No more for at least a week... I promise!!!!


----------



## wolfsnaps88 (Jan 2, 2012)

No Bishop love? Are you playing favorites?

She is so pretty. She is like a gazelle.


----------



## Caty M (Aug 13, 2010)

wolfsnaps88 said:


> No Bishop love? Are you playing favorites?
> 
> She is so pretty. She is like a gazelle.


Yes!! I am I admit it!! He is the boyfriend's dog. I am nothing when he is around.


----------



## Scarlett_O' (May 19, 2011)

Gaaa!!!!


She is sooo beautiful!!!



However, with that promise I might cry if I don't see new pictures of her before the week is up!!Lol
(And you don't want to make me cry, do you?!?:wacko::tongue


----------



## Celt (Dec 27, 2010)

Oh, she's lovely. Poor Bishop may never get the ball again.


----------



## Donna Little (May 31, 2011)

I don't know if there is such a thing as Tess and Bishop overload so bring on the action shots! She's so pretty and your pictures are always great!!


----------



## xellil (Apr 4, 2011)

I never get tired of your photos.

However, i am feeling a little sorry for Bishop. it must be hard to be the slower dog in a house with Speedy Gonzales.


----------



## Malorey (Nov 11, 2011)

You always capture such great photographs! It really does look like a great time was have!


----------



## DeekenDog (Aug 29, 2011)

Great photos! I love the pictures of Tess running- there's always something making her look so fun and silly :smile:


----------



## NewYorkDogue (Sep 27, 2011)

She looks like she is having so much fun! And the photos are beautiful-- never too many visuals here... 

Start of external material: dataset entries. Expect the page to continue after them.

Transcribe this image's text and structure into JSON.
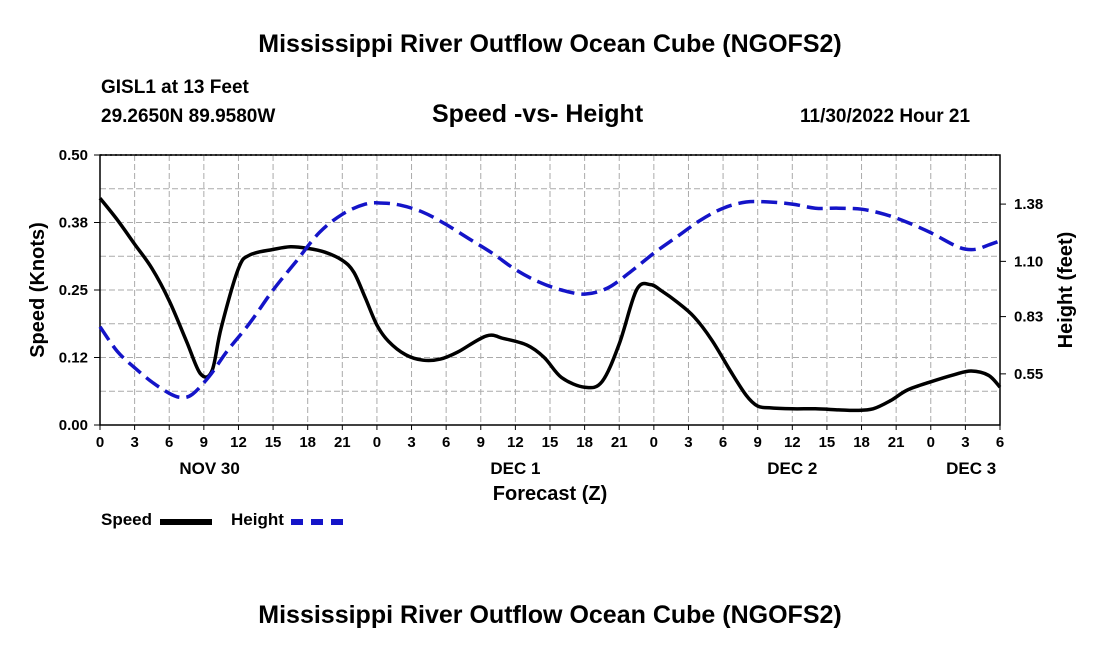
{
  "page": {
    "title": "Mississippi River Outflow Ocean Cube (NGOFS2)",
    "footer_title": "Mississippi River Outflow Ocean Cube (NGOFS2)",
    "station": "GISL1 at 13 Feet",
    "coords": "29.2650N  89.9580W",
    "datetime": "11/30/2022 Hour 21"
  },
  "legend": {
    "speed_label": "Speed",
    "height_label": "Height",
    "speed_color": "#000000",
    "height_color": "#1414c8"
  },
  "chart_data": {
    "type": "line",
    "title": "Speed -vs- Height",
    "xlabel": "Forecast (Z)",
    "ylabel": "Speed (Knots)",
    "y2label": "Height (feet)",
    "grid": true,
    "x_range": [
      0,
      78
    ],
    "ylim": [
      0,
      0.5
    ],
    "y_ticks": [
      "0.00",
      "0.12",
      "0.25",
      "0.38",
      "0.50"
    ],
    "y2lim": [
      0.3,
      1.62
    ],
    "y2_ticks": [
      "0.55",
      "0.83",
      "1.10",
      "1.38"
    ],
    "x_tick_labels": [
      "0",
      "3",
      "6",
      "9",
      "12",
      "15",
      "18",
      "21",
      "0",
      "3",
      "6",
      "9",
      "12",
      "15",
      "18",
      "21",
      "0",
      "3",
      "6",
      "9",
      "12",
      "15",
      "18",
      "21",
      "0",
      "3",
      "6"
    ],
    "day_labels": [
      {
        "label": "NOV 30",
        "hour": 9.5
      },
      {
        "label": "DEC 1",
        "hour": 36
      },
      {
        "label": "DEC 2",
        "hour": 60
      },
      {
        "label": "DEC 3",
        "hour": 75.5
      }
    ],
    "series": [
      {
        "name": "Speed",
        "axis": "left",
        "x": [
          0,
          1.5,
          3,
          4.5,
          6,
          7.5,
          8.7,
          9.7,
          10.5,
          12,
          13,
          15,
          16.5,
          18,
          19.5,
          21,
          22,
          23,
          24,
          25,
          26.5,
          28,
          29.5,
          31,
          33.5,
          35,
          37,
          38.5,
          40,
          42,
          43.5,
          45,
          46.5,
          47.7,
          48.7,
          50,
          51.5,
          53,
          54.5,
          56,
          57,
          58,
          60,
          62,
          64,
          65.5,
          67,
          68.5,
          70,
          72,
          74,
          75.5,
          77,
          78
        ],
        "values": [
          0.42,
          0.38,
          0.335,
          0.29,
          0.23,
          0.155,
          0.095,
          0.1,
          0.18,
          0.29,
          0.315,
          0.325,
          0.33,
          0.327,
          0.32,
          0.305,
          0.283,
          0.235,
          0.185,
          0.155,
          0.13,
          0.12,
          0.122,
          0.135,
          0.165,
          0.16,
          0.148,
          0.125,
          0.088,
          0.07,
          0.08,
          0.15,
          0.25,
          0.26,
          0.248,
          0.228,
          0.2,
          0.158,
          0.105,
          0.055,
          0.035,
          0.032,
          0.03,
          0.03,
          0.028,
          0.027,
          0.03,
          0.045,
          0.065,
          0.08,
          0.093,
          0.1,
          0.092,
          0.07
        ]
      },
      {
        "name": "Height",
        "axis": "right",
        "x": [
          0,
          1.5,
          3,
          4.5,
          6,
          7,
          8,
          9.5,
          11,
          13,
          15,
          17,
          19,
          21,
          23,
          24.5,
          26,
          28,
          30,
          32,
          34,
          36,
          38,
          40,
          42,
          44,
          46,
          48,
          50,
          52,
          54,
          56,
          58,
          60,
          62,
          64,
          66,
          68,
          70,
          72,
          74,
          75,
          76,
          77,
          78
        ],
        "values": [
          0.78,
          0.66,
          0.58,
          0.51,
          0.455,
          0.435,
          0.45,
          0.54,
          0.66,
          0.8,
          0.96,
          1.1,
          1.24,
          1.33,
          1.38,
          1.385,
          1.375,
          1.34,
          1.28,
          1.21,
          1.14,
          1.06,
          1.0,
          0.96,
          0.94,
          0.97,
          1.05,
          1.14,
          1.22,
          1.3,
          1.36,
          1.39,
          1.39,
          1.38,
          1.36,
          1.36,
          1.355,
          1.33,
          1.29,
          1.24,
          1.18,
          1.16,
          1.16,
          1.18,
          1.2
        ]
      }
    ]
  }
}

Just wondering, were they taken on the same day? Because I noticed Tess had her collar on in some shots, and off on others.


----------



## Caty M (Aug 13, 2010)

NewYorkDogue said:


> She looks like she is having so much fun! And the photos are beautiful-- never too many visuals here...
> 
> Just wondering, were they taken on the same day? Because I noticed Tess had her collar on in some shots, and off on others.


Nah, separated by two days I think. I usually don't put a collar on her off leash but I like that one.


----------



## Janet At Nutro (Mar 11, 2011)

Your camera takes great action shots!


----------